Nina Burkardt (USGS) and Tom Annear (Wyoming Game and Fish) helped set the stage for the subsequent interactive conference sessions by presenting results of the pre-conference survey and IFC’s International Instream Flow Program Initiative. The program then alternated between case study panels and interactive Action Planning strategizing sessions. Andrew Paul (Alberta Sustainable Development) moderated Case Study Panel #1, which began with Marty Kelly (SE Florida Water Management District) providing an overview, and Lisa Beever (Charlotte Harbor National Estuary) providing her perspective, on the instream flow work on the Peace River in Florida. The presentations continued with Dan Ohlson (Compass Resources) providing an overview, and Mel Sheng (DFO-Canada) providing his perspective, on the Campbell River Water Use Planning process in British Columbia. A lively discussion followed, with the benefits (and sometimes discomforts) of the interplay of science and stakeholder interests in public decision-making being a common theme. Case Study Panel #2, moderated by Peter Aarrestad (Connecticut DEP), focused on the instream flow aspects of the Housatonic hydro relicensing process, with Melissa Grader (USFWS) providing the overview and Bob Gates (FirstLight Power Resources) providing his perspective. They were followed by Ann Bleed (NE DNR-retired) providing an overview, and Don Krause (Central NE Public Power and Irrigation District) providing a perspective, on the Platte River’s history and status related to instream flow issues and efforts.

During lunch on Wednesday, IFC issued its first-ever awards – three “Making a Difference” awards to Don Orth, Christopher Estes, and Don Tennant, and aLifetime Achievement award to Clair Stalnaker.

The Action Planning sessions were intended to mobilize the expertise and interests of the participants in various strategizing sessions (including 5 regional breakout groups) to generate an Action Plan that all could own and pursue in their work and advocacy in the future. Professor Susskind and a cadre of regional and assistant facilitators helped convert a multiplicity of ideas into a coherent draft Action Plan, endorsed by most attendees. As the last step in the process, participants provided hand-written comments on their copies, which IFC later summarized as the final FLOW 2008 Action Plan. Only comments that “clarified” elements of the draft were incorporated. Since the remaining comments are also valuable, a “long versionwas also generated and retained.

The banquet at the legendary Buckhorn Saloon, provided opportunities to view the interesting museum collections, enjoy Texas cuisine, and be inspired by the banquet keynote speaker Charles Wilkinson (University of Colorado).

A poster session (view abstracts) added to the diversity and format of the conference, and provided opportunities to explore 21 additional topics and case studies with knowledgeable experts. And an exhibitors session provided yet additional opportunities for participants to display their wares, discuss their services, and showcase their programs. Sandra Postel provided an inspiring closing keynote to send the attendees on their way to address water allocation challenges with new tools, ideas, and colleagues from FLOW 2008.

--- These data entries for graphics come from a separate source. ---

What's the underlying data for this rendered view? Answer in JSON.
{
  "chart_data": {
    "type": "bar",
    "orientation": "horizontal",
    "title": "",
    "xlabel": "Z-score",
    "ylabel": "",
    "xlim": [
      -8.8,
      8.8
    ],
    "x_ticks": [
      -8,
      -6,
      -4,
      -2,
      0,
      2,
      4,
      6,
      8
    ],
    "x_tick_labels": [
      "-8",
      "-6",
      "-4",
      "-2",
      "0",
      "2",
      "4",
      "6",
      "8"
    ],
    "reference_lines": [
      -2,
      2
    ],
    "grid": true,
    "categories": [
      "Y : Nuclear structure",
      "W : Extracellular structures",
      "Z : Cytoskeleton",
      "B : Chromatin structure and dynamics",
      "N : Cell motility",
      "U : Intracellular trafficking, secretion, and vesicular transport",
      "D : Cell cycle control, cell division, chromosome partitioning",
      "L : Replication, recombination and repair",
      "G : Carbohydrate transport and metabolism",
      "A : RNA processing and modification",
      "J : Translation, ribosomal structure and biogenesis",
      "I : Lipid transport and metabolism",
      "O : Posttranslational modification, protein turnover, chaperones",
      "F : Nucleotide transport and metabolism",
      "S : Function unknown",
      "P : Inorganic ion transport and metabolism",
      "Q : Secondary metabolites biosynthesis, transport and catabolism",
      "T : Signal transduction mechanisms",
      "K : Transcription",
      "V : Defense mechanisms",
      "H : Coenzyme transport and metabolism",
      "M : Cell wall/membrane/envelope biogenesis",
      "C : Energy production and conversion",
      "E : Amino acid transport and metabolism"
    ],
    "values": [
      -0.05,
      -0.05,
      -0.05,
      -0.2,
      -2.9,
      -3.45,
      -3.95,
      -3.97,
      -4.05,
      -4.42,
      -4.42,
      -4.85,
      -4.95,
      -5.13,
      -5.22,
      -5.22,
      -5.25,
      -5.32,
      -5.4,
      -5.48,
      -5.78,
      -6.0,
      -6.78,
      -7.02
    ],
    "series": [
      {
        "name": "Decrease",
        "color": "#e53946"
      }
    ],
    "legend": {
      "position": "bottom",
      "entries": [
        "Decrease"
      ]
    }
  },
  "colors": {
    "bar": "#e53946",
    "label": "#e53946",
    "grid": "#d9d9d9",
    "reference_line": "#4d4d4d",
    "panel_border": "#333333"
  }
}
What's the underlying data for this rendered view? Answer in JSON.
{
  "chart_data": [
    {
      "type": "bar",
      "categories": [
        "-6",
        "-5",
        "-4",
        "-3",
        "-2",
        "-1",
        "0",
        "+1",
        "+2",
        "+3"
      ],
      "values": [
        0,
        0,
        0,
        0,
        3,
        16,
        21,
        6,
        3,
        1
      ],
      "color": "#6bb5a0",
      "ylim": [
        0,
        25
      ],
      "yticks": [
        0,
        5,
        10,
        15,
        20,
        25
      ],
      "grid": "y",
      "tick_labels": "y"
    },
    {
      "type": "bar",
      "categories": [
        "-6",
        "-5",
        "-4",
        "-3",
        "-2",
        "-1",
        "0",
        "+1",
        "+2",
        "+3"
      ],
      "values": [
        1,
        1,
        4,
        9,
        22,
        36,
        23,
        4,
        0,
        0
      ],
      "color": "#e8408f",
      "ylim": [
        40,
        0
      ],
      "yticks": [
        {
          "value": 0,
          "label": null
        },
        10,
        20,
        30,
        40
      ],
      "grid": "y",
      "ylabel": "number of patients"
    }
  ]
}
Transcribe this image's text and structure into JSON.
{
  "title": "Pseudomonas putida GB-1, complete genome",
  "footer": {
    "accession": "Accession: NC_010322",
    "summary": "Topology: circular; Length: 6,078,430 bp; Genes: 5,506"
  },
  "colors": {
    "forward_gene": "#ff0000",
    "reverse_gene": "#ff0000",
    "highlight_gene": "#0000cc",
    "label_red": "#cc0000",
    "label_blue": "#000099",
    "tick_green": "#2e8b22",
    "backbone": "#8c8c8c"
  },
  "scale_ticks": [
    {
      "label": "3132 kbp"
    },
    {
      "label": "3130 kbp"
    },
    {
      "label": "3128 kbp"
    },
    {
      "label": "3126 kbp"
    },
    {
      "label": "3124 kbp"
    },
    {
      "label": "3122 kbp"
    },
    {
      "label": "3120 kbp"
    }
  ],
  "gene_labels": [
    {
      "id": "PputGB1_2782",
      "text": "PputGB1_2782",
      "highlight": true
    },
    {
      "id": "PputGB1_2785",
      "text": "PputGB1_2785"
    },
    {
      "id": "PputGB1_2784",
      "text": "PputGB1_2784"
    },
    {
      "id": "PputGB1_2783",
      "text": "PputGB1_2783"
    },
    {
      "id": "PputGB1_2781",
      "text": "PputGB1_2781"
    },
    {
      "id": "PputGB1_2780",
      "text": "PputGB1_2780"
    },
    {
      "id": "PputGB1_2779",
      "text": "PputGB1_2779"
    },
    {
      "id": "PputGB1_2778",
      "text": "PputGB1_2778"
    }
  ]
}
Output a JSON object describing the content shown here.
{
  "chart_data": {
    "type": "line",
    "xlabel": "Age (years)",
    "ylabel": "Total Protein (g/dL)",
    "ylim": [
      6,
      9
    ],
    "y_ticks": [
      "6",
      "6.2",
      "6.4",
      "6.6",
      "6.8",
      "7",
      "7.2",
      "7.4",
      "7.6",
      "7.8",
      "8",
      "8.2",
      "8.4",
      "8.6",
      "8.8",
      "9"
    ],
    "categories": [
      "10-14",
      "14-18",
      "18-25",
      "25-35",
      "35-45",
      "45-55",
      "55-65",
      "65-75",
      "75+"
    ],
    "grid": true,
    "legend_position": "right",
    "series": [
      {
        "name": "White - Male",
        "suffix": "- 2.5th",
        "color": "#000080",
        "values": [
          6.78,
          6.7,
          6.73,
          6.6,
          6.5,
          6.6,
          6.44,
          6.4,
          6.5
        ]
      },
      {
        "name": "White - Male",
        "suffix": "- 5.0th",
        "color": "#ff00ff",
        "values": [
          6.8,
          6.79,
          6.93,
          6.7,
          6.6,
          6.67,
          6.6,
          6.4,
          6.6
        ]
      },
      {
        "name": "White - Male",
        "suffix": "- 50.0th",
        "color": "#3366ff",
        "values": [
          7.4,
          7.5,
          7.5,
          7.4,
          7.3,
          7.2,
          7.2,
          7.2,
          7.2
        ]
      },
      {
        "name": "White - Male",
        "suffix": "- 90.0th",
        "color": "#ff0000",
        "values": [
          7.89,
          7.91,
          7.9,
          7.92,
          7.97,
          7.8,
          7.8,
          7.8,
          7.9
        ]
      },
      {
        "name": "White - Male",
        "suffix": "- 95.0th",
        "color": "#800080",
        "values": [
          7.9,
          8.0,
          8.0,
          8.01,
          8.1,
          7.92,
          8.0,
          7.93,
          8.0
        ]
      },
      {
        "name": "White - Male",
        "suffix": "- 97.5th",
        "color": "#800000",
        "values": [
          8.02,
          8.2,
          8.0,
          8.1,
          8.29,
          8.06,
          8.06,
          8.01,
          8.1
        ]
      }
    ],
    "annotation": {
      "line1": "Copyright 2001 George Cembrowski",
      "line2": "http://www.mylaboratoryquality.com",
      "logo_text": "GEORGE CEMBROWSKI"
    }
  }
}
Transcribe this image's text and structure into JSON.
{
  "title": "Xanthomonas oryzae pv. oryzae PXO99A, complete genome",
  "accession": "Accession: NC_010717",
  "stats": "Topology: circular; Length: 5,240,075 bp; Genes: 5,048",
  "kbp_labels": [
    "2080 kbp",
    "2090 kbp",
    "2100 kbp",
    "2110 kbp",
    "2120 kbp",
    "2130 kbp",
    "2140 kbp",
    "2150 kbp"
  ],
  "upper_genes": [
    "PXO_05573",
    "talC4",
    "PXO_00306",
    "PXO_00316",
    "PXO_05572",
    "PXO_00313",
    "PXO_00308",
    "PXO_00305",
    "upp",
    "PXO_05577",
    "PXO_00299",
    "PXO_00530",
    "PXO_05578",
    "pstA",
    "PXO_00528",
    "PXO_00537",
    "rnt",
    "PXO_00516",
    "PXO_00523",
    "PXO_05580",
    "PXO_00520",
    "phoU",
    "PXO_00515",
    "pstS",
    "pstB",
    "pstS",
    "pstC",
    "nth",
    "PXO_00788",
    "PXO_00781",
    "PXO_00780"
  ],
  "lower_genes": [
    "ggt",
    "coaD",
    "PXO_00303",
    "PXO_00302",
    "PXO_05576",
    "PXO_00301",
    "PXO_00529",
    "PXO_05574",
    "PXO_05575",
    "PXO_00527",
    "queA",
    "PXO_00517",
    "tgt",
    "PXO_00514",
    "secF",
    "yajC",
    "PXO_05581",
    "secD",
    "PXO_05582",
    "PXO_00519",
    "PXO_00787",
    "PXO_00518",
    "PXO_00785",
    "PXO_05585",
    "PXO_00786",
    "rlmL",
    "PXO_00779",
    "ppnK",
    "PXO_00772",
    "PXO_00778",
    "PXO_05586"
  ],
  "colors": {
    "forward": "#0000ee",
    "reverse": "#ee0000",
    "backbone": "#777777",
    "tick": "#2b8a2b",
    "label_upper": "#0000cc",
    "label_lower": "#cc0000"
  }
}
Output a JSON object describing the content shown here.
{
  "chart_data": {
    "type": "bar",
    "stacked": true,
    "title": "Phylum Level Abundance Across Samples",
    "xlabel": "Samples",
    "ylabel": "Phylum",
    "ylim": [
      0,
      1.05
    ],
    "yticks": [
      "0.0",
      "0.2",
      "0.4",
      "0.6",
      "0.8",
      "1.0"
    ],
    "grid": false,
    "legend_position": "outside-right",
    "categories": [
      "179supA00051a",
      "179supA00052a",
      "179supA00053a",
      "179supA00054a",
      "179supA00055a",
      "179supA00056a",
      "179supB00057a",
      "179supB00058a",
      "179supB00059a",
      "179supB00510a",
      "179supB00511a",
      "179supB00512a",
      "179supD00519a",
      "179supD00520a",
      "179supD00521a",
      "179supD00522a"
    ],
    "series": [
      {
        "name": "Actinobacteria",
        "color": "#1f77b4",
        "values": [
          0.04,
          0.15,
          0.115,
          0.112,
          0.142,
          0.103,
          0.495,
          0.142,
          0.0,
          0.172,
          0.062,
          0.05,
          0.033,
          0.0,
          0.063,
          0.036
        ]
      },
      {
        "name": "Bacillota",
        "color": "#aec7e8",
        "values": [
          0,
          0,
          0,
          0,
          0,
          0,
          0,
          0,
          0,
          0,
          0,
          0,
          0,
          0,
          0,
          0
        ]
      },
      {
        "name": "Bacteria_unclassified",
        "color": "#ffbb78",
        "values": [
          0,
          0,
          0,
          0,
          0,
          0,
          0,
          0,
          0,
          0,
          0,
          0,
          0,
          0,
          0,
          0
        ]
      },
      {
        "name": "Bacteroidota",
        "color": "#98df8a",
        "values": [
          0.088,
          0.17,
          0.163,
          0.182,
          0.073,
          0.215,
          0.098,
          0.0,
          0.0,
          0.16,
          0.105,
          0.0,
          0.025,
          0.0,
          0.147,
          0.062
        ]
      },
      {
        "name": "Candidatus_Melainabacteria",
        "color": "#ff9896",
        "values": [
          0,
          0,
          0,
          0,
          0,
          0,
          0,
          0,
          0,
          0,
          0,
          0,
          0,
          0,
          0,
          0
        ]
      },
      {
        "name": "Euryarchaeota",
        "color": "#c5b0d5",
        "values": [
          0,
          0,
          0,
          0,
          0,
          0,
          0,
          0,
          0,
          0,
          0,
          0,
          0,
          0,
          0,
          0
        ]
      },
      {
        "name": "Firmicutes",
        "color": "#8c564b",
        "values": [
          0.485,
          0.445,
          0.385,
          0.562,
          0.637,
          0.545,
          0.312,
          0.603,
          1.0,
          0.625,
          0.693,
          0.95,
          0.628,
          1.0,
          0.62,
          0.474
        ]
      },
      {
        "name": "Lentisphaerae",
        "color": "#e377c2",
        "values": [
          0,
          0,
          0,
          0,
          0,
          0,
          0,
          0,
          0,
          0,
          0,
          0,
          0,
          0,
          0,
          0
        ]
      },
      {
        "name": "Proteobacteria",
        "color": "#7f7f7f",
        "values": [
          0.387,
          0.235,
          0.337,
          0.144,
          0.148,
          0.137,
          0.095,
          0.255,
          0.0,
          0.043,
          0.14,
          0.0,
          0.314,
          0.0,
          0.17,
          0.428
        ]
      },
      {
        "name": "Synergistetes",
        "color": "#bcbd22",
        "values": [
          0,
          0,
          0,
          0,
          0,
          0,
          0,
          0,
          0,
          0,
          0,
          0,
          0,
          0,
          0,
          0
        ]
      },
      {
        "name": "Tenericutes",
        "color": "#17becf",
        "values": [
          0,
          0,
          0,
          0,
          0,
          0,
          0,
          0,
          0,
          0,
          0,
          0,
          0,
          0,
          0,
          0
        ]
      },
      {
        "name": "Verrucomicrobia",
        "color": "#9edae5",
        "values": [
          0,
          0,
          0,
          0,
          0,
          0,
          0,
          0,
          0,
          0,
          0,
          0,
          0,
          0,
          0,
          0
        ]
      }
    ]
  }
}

IFC is thankful to all those who contributed to the planning and implementation of this conference, including the Planning Team, Advisory Committee, generous sponsors, speakers and moderators, and all the participants who came and contributed their time and knowledge. The local hosting from the Texas Parks and Wildlife Department was expert and critical to conference success. We hope the alliances formed and resources shared at the conference will prove helpful in promoting sound management of our finite and ever more valuable waters and aquatic ecosystems.